A “collective” that includes CEOs of top foundations, leaders in the non-profit sector, founders of unicorns, and authors is also available for consultation. InMobi co-founder and chief technology officer Mohit Saxena and Goonj founder and CEO Anshu Gupta are part of this collective.
The goal is to lure individuals who would otherwise shun the sector owing to the “jholawala mindset,” the stereotype of NGO workers being spartan sons of the soil obsessed with cheap sling-bags, said Atul Satija, CEO of N/Core’s parent company, The/Nudge Foundation. Convincing the brightest minds to choose the social sector over going to Stanford, Harvard, and Berkeley, or a corporate career with a huge salary, is a big challenge, he admitted.

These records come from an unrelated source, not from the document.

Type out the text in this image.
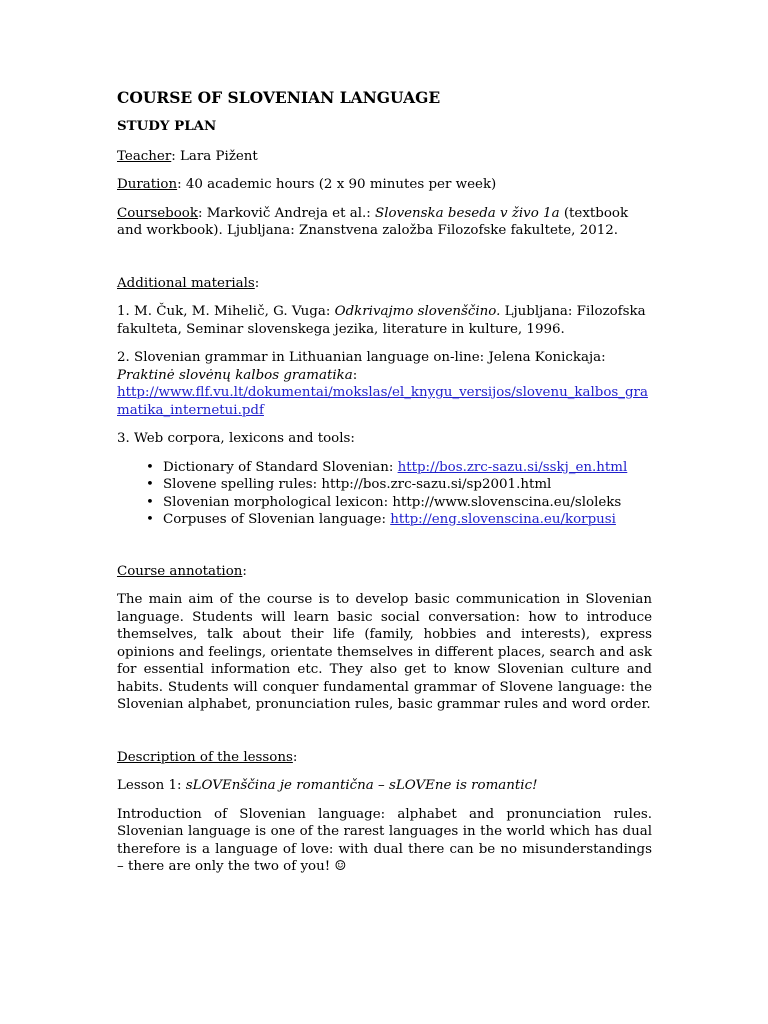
COURSE OF SLOVENIAN LANGUAGE
STUDY PLAN

Teacher: Lara Pižent

Duration: 40 academic hours (2 x 90 minutes per week)

Coursebook: Markovič Andreja et al.: Slovenska beseda v živo 1a (textbook and workbook). Ljubljana: Znanstvena založba Filozofske fakultete, 2012.

Additional materials:

1. M. Čuk, M. Mihelič, G. Vuga: Odkrivajmo slovenščino. Ljubljana: Filozofska fakulteta, Seminar slovenskega jezika, literature in kulture, 1996.

2. Slovenian grammar in Lithuanian language on-line: Jelena Konickaja: Praktinė slovėnų kalbos gramatika:
http://www.flf.vu.lt/dokumentai/mokslas/el_knygu_versijos/slovenu_kalbos_gramatika_internetui.pdf

3. Web corpora, lexicons and tools:

• Dictionary of Standard Slovenian: http://bos.zrc-sazu.si/sskj_en.html
• Slovene spelling rules: http://bos.zrc-sazu.si/sp2001.html
• Slovenian morphological lexicon: http://www.slovenscina.eu/sloleks
• Corpuses of Slovenian language: http://eng.slovenscina.eu/korpusi

Course annotation:

The main aim of the course is to develop basic communication in Slovenian language. Students will learn basic social conversation: how to introduce themselves, talk about their life (family, hobbies and interests), express opinions and feelings, orientate themselves in different places, search and ask for essential information etc. They also get to know Slovenian culture and habits. Students will conquer fundamental grammar of Slovene language: the Slovenian alphabet, pronunciation rules, basic grammar rules and word order.

Description of the lessons:

Lesson 1: sLOVEnščina je romantična – sLOVEne is romantic!

Introduction of Slovenian language: alphabet and pronunciation rules. Slovenian language is one of the rarest languages in the world which has dual therefore is a language of love: with dual there can be no misunderstandings – there are only the two of you! ☺
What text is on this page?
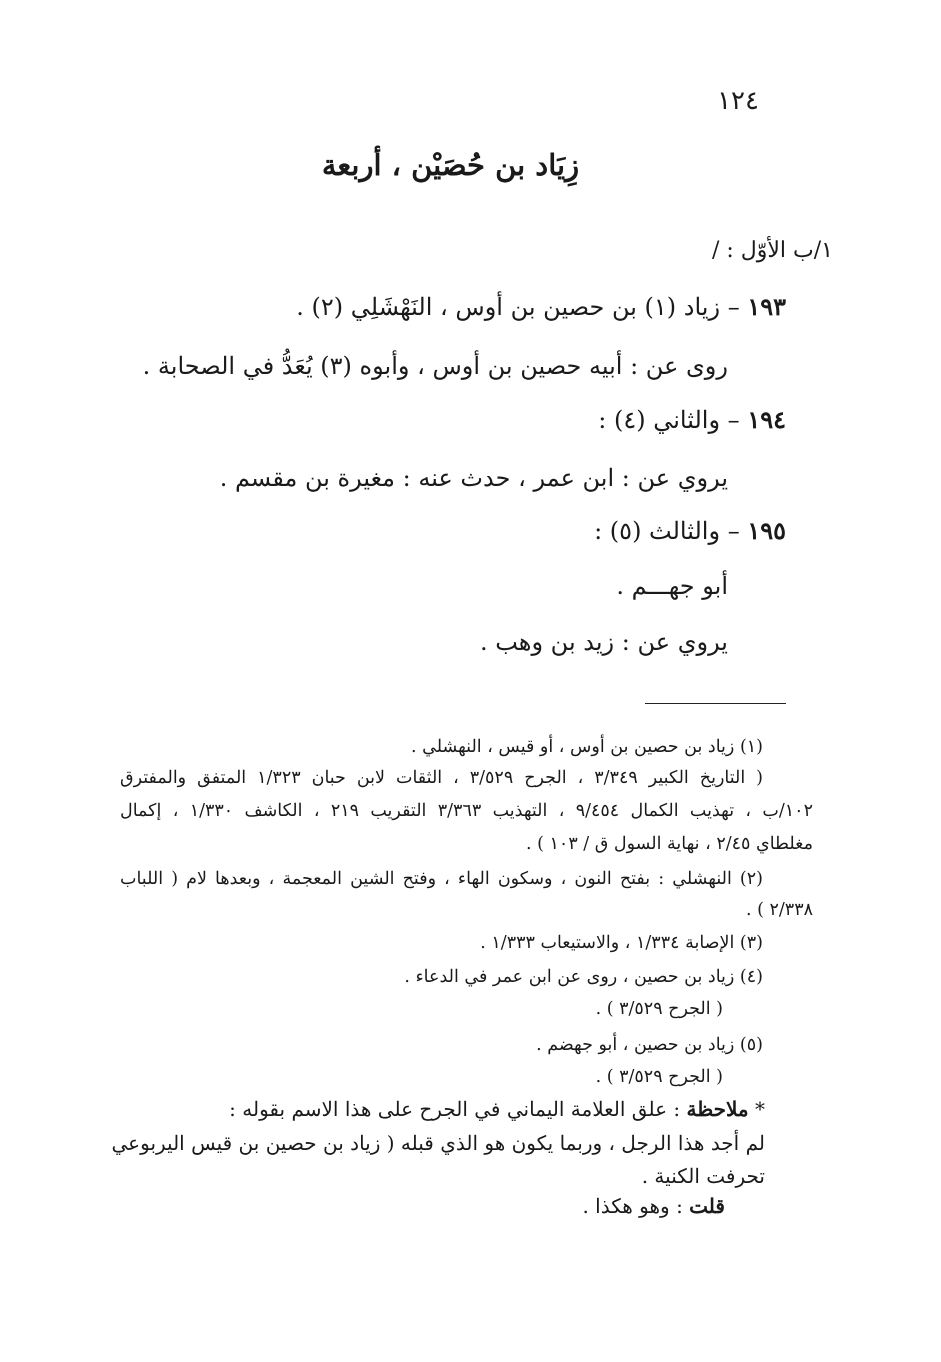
١٢٤
زِيَاد بن حُصَيْن ، أربعة
١/ب الأوّل : /
١٩٣ – زياد (١) بن حصين بن أوس ، النَهْشَلِي (٢) .
روى عن : أبيه حصين بن أوس ، وأبوه (٣) يُعَدُّ في الصحابة .
١٩٤ – والثاني (٤) :
يروي عن : ابن عمر ، حدث عنه : مغيرة بن مقسم .
١٩٥ – والثالث (٥) :
أبو جهـــم .
يروي عن : زيد بن وهب .
(١) زياد بن حصين بن أوس ، أو قيس ، النهشلي .
( التاريخ الكبير ٣/٣٤٩ ، الجرح ٣/٥٢٩ ، الثقات لابن حبان ١/٣٢٣ المتفق والمفترق
١٠٢/ب ، تهذيب الكمال ٩/٤٥٤ ، التهذيب ٣/٣٦٣ التقريب ٢١٩ ، الكاشف ١/٣٣٠ ، إكمال
مغلطاي ٢/٤٥ ، نهاية السول ق / ١٠٣ ) .
(٢) النهشلي : بفتح النون ، وسكون الهاء ، وفتح الشين المعجمة ، وبعدها لام ( اللباب
٢/٣٣٨ ) .
(٣) الإصابة ١/٣٣٤ ، والاستيعاب ١/٣٣٣ .
(٤) زياد بن حصين ، روى عن ابن عمر في الدعاء .
( الجرح ٣/٥٢٩ ) .
(٥) زياد بن حصين ، أبو جهضم .
( الجرح ٣/٥٢٩ ) .
* ملاحظة : علق العلامة اليماني في الجرح على هذا الاسم بقوله :
لم أجد هذا الرجل ، وربما يكون هو الذي قبله ( زياد بن حصين بن قيس اليربوعي
تحرفت الكنية .
قلت : وهو هكذا .
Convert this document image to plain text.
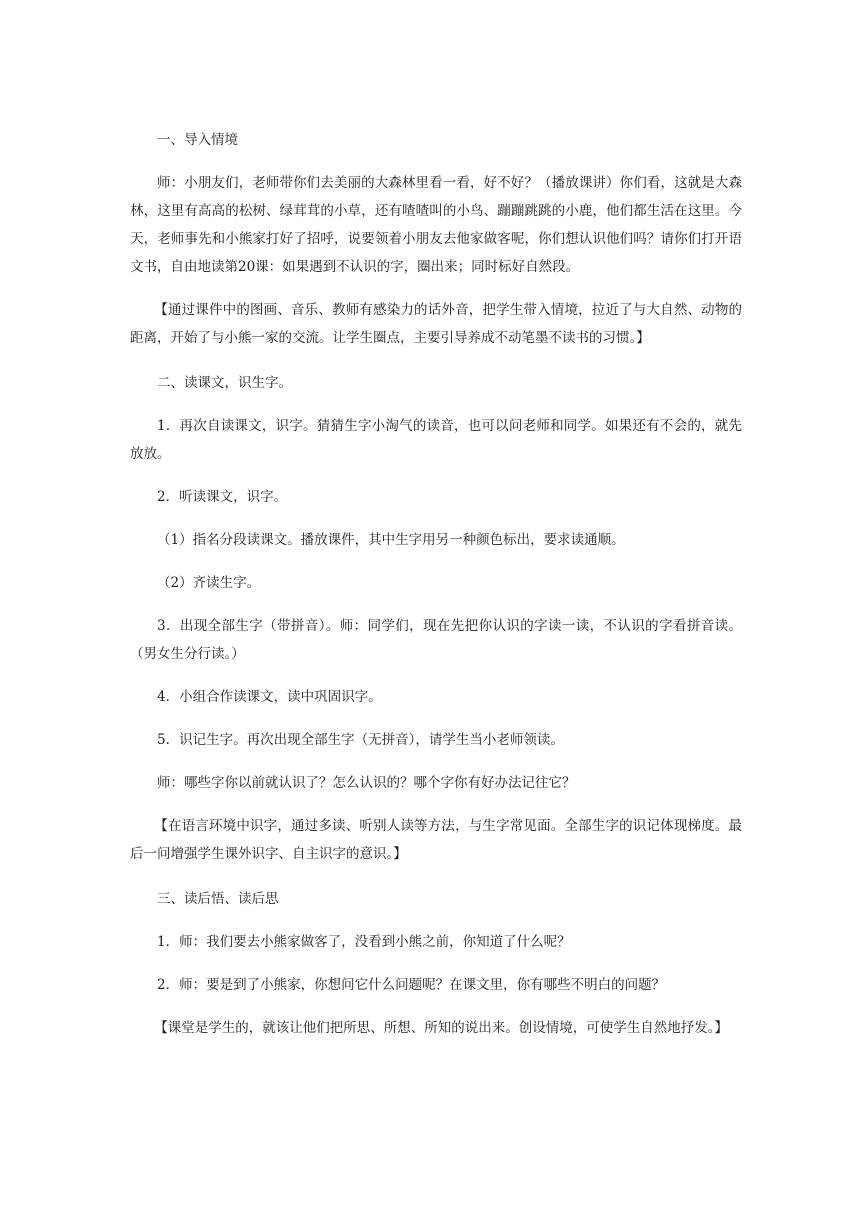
一、导入情境

师：小朋友们，老师带你们去美丽的大森林里看一看，好不好？（播放课讲）你们看，这就是大森林，这里有高高的松树、绿茸茸的小草，还有喳喳叫的小鸟、蹦蹦跳跳的小鹿，他们都生活在这里。今天，老师事先和小熊家打好了招呼，说要领着小朋友去他家做客呢，你们想认识他们吗？请你们打开语文书，自由地读第20课：如果遇到不认识的字，圈出来；同时标好自然段。

【通过课件中的图画、音乐、教师有感染力的话外音，把学生带入情境，拉近了与大自然、动物的距离，开始了与小熊一家的交流。让学生圈点，主要引导养成不动笔墨不读书的习惯。】

二、读课文，识生字。

1．再次自读课文，识字。猜猜生字小淘气的读音，也可以问老师和同学。如果还有不会的，就先放放。

2．听读课文，识字。

（1）指名分段读课文。播放课件，其中生字用另一种颜色标出，要求读通顺。

（2）齐读生字。

3．出现全部生字（带拼音）。师：同学们，现在先把你认识的字读一读，不认识的字看拼音读。（男女生分行读。）

4．小组合作读课文，读中巩固识字。

5．识记生字。再次出现全部生字（无拼音），请学生当小老师领读。

师：哪些字你以前就认识了？怎么认识的？哪个字你有好办法记往它？

【在语言环境中识字，通过多读、听别人读等方法，与生字常见面。全部生字的识记体现梯度。最后一问增强学生课外识字、自主识字的意识。】

三、读后悟、读后思

1．师：我们要去小熊家做客了，没看到小熊之前，你知道了什么呢？

2．师：要是到了小熊家，你想问它什么问题呢？在课文里，你有哪些不明白的问题？

【课堂是学生的，就该让他们把所思、所想、所知的说出来。创设情境，可使学生自然地抒发。】
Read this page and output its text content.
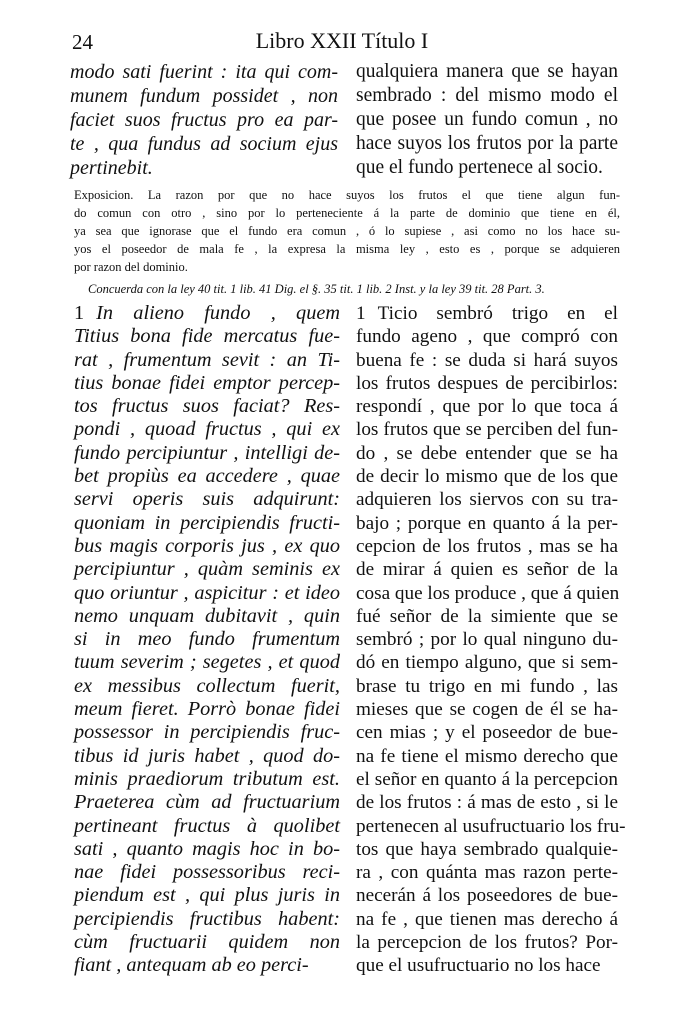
24	Libro XXII Título I
modo sati fuerint : ita qui com-
munem fundum possidet , non
faciet suos fructus pro ea par-
te , qua fundus ad socium ejus
pertinebit.
qualquiera manera que se hayan
sembrado : del mismo modo el
que posee un fundo comun , no
hace suyos los frutos por la parte
que el fundo pertenece al socio.
Exposicion. La razon por que no hace suyos los frutos el que tiene algun fun-
do comun con otro , sino por lo perteneciente á la parte de dominio que tiene en él,
ya sea que ignorase que el fundo era comun , ó lo supiese , asi como no los hace su-
yos el poseedor de mala fe , la expresa la misma ley , esto es , porque se adquieren
por razon del dominio.
Concuerda con la ley 40 tit. 1 lib. 41 Dig. el §. 35 tit. 1 lib. 2 Inst. y la ley 39 tit. 28 Part. 3.
1 In alieno fundo , quem
Titius bona fide mercatus fue-
rat , frumentum sevit : an Ti-
tius bonae fidei emptor percep-
tos fructus suos faciat? Res-
pondi , quoad fructus , qui ex
fundo percipiuntur , intelligi de-
bet propiùs ea accedere , quae
servi operis suis adquirunt:
quoniam in percipiendis fructi-
bus magis corporis jus , ex quo
percipiuntur , quàm seminis ex
quo oriuntur , aspicitur : et ideo
nemo unquam dubitavit , quin
si in meo fundo frumentum
tuum severim ; segetes , et quod
ex messibus collectum fuerit,
meum fieret. Porrò bonae fidei
possessor in percipiendis fruc-
tibus id juris habet , quod do-
minis praediorum tributum est.
Praeterea cùm ad fructuarium
pertineant fructus à quolibet
sati , quanto magis hoc in bo-
nae fidei possessoribus reci-
piendum est , qui plus juris in
percipiendis fructibus habent:
cùm fructuarii quidem non
fiant , antequam ab eo perci-
1 Ticio sembró trigo en el
fundo ageno , que compró con
buena fe : se duda si hará suyos
los frutos despues de percibirlos:
respondí , que por lo que toca á
los frutos que se perciben del fun-
do , se debe entender que se ha
de decir lo mismo que de los que
adquieren los siervos con su tra-
bajo ; porque en quanto á la per-
cepcion de los frutos , mas se ha
de mirar á quien es señor de la
cosa que los produce , que á quien
fué señor de la simiente que se
sembró ; por lo qual ninguno du-
dó en tiempo alguno, que si sem-
brase tu trigo en mi fundo , las
mieses que se cogen de él se ha-
cen mias ; y el poseedor de bue-
na fe tiene el mismo derecho que
el señor en quanto á la percepcion
de los frutos : á mas de esto , si le
pertenecen al usufructuario los fru-
tos que haya sembrado qualquie-
ra , con quánta mas razon perte-
necerán á los poseedores de bue-
na fe , que tienen mas derecho á
la percepcion de los frutos? Por-
que el usufructuario no los hace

“The best journalists, doctors, lawyers, architects, (and) business-management graduates do not go into the sector,” Satija, a former chief business officer at mobile advertising firm InMobi, explained. That could explain why only a handful of the over three million NGOs in India succeed in scaling up, he added.
Till date, most NGOs have worked hand-in-hand with the government on last-mile delivery of services like healthcare and education. Their biggest share of sponsorship—68%—came from the state last year.
So, for private players, one big deterrent to entering the non-profit sector is a lack of precedent where entities have held on their own without governmental backing.
Now, by creating a supportive infrastructure in terms of funding and guidance, N/Core hopes to curb the uncertainties associated with the social sector and, thereby, attract more talent.
“To build nonprofits which solve large-scale issues, it is an imperative to build a similar ecosystem that our for-profit startups enjoy,” said Paytm CEO Vijay Shekhar Sharma, among N/Core’s founding patrons.
That’s just what this incubator is attempting.
Over 1,032 candidates from 19 countries applied to be part of its first official batch of incubatees. On Aug. 31, it selected the first cohort of 10 early-stage (up to three-years-old) ventures committed to poverty alleviation.
This boost from N/Core could also bring much-needed stability in a sector otherwise mired in accountability issues. When the Narendra Modi government came into power in 2014, up to 10,343 NGOs were served notices for not filing annual returns over three consecutive financial years. Some 9,000 NGOs receiving donations from abroad had their licences revoked in 2015 for violating the Foreign Contribution Regulation Act. Just last month, Bloomberg Philanthropies, which funds local non-profits, came under the scanner for anti-tobacco lobbying.
In most of these cases, such crackdowns choke funds.
“It’s as if a foetus is told that once you are born, if you survive for three years, then we will give (a) vaccination,” said Satija. “But that’s when mortality is highest. That’s when you need incubators to support kids.”
N/Core believes it can be both the vaccination and nutrition that budding social-sector startups need. In the next five years, it aims to incubate around 100 non-profits—10 startups, twice a year.